When they compared their European climate data to the location and frequency of outbreaks across the continent, they hit upon a problem with the traditional explanation. The researchers knew that outbreaks of disease in humans triggered by rat populations tend to occur in periods with warm and fairly dry weather. But the data they had collected showed that outbreaks were sometimes occurring in conditions that didn’t match this description at all. In fact, there was no significant relationship between the weather and the appearance of plague in Europe.

But what if, the team asked, the outbreaks of plague were being affected by the climate in a different region, one outside Europe altogether? Sure enough, when they analyzed the location and frequency of outbreaks using the Asian climate data, instead of the European climate data, they found a pattern. In their paper, they show that outbreaks of plague in Europe were far more likely to occur following wet springs and warm summers in Asia — with a 15-year delay. In other words, 15 years after this specific set of climactic circumstances occurred in Asia, plague would once again crop up in Europe.

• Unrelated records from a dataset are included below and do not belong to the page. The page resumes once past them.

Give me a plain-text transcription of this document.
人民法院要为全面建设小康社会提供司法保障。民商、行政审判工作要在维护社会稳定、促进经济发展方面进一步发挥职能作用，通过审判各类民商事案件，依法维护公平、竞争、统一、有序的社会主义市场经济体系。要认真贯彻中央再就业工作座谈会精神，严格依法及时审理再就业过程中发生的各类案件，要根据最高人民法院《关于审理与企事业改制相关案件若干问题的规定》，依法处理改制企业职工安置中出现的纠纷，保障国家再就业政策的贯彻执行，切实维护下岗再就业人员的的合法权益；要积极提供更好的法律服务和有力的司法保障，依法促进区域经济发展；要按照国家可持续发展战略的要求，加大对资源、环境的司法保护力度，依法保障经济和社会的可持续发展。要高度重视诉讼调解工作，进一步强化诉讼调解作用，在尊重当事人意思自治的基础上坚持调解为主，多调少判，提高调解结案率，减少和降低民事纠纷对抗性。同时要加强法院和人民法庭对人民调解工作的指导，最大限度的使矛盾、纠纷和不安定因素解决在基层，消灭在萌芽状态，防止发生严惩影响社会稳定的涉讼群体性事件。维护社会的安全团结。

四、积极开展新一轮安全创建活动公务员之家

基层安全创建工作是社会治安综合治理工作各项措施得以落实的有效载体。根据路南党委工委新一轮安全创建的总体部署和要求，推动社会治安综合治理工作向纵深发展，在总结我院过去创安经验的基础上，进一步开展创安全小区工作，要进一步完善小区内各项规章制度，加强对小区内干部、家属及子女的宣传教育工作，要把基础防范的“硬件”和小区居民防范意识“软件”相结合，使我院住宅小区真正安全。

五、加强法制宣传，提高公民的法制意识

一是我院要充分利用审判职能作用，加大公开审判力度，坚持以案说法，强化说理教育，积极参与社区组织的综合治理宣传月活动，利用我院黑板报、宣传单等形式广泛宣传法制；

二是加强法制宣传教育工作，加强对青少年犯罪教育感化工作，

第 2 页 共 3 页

This result, the researchers say, may exonerate black rats from shouldering the entirety of the blame. While it’s quite likely that rats helped to spread the plague between towns and ports, it is far less likely that they were responsible for re-introducing the disease across the five centuries following the 1347 pandemic.

Instead, the data suggest that an Asian rodent, most likely the giant Asian gerbil, Rhombomys opimus, was responsible for triggering multiple transmissions of plague from Asia to Europe. The combination of wet springs and warm summers, according to the paper, can have a strong influence on the prevalence of plague among gerbils. In the 500 years the scientists studied, these conditions could have caused a dramatic spread in the disease across wild populations that later spilled over to domestic animals and humans. The bacterium most likely then slowly made its way to Europe in the following few years via trade routes such as the cross-continent Silk Road, and to multiple ports via trading ships. The researchers identify at least 11 European re-introductions of plague that they believe progressed in this way.

The team says that it next plans to test its theory by studying the DNA of bacteria taken from plague victims of the second pandemic. If the disease were indeed re-introduced in multiple waves, one would expect to see more genetic variation in ancient Y. pestis than if it had simply spread slowly around Europe for the whole period.

But even so, the black rat may have to wait some time for its name to be cleared of harboring the plague that wiped out an estimated 50 million people in the 14th century. Invasive pests in many parts of the world, rats carry a host of other pathogens in addition to Y. pestis, and transmit serious diseases including pneumonia and bacterial meningitis.

So it probably isn’t time to swap in your pet gerbil just yet.